Jakarta (Radar96.com) – Ketua Umum Pengurus Besar Nahdlatul Ulama (PBNU) KH Said Aqil Siroj secara tegas menolak keras rencana pemerintah Indonesia untuk mengimpor satu juta ton beras dari Thailand. Kesepakatan antara kedua negara itu akan dilangsungkan pada akhir Maret 2021.

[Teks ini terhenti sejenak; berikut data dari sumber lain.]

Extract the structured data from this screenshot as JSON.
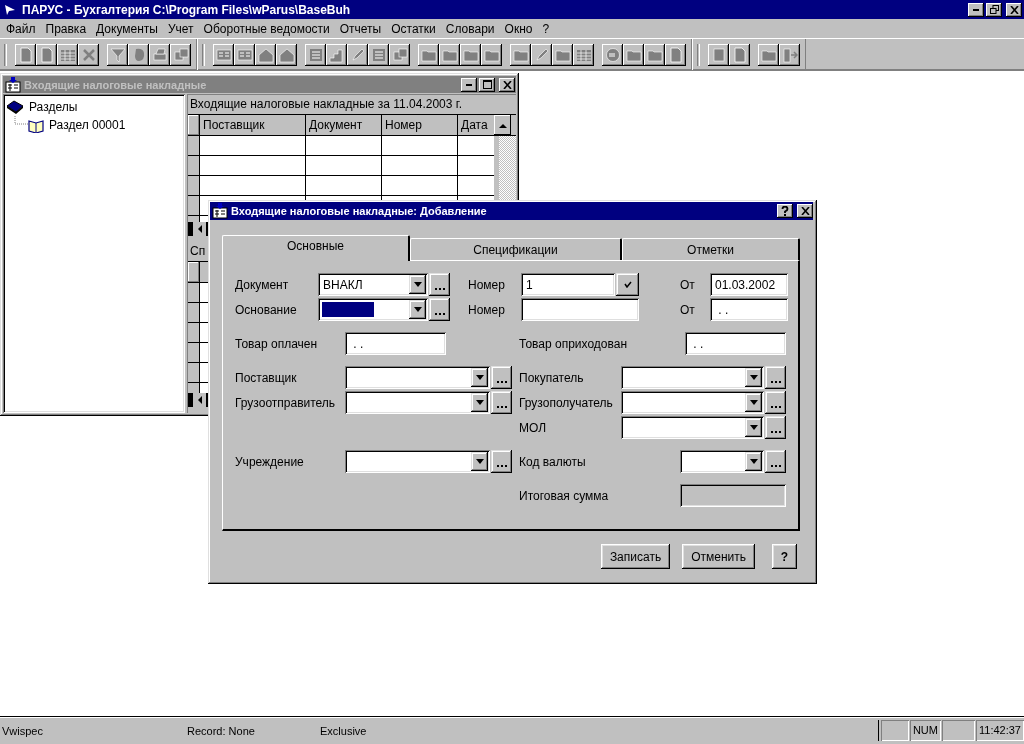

“Saya menolak keras kesepakatan impor beras ini. Tolong nasib petani harus didahulukan, nasib para petani sebagai tulang punggung ekonomi bangsa ini harus diprioritaskan. Alih-alih untuk mendukung malah akan menghancurkan nasib mereka,” kata Kiai Said dalam wawancara TV NU, Jumat (19/3/2020).
Kiai Said mengaku telah dihubungi para petani dari Karawang dan Indramayu bahwa stok beras masih sangat mencukupi. Para petani yang menghubungi Kiai Said itu menyatakan, jika pemerintah ingin dibuktikan stok beras dalam negeri sebanyak satu juta ton, para petani itu siap untuk membuktikan hari ini juga.
“Kata para petani, kalau pemerintah mau dibuktikan satu juta ton beras sekarang juga siap kami buktikan. Tidak usah besok atau lusa. Sekarang juga siap untuk membuktikan bahwa kami sudah punya ada beras satu juta ton,” ucap Kiai Said, menyampaikan informasi dari petani yang sebagian besar memang Nahdliyyin itu.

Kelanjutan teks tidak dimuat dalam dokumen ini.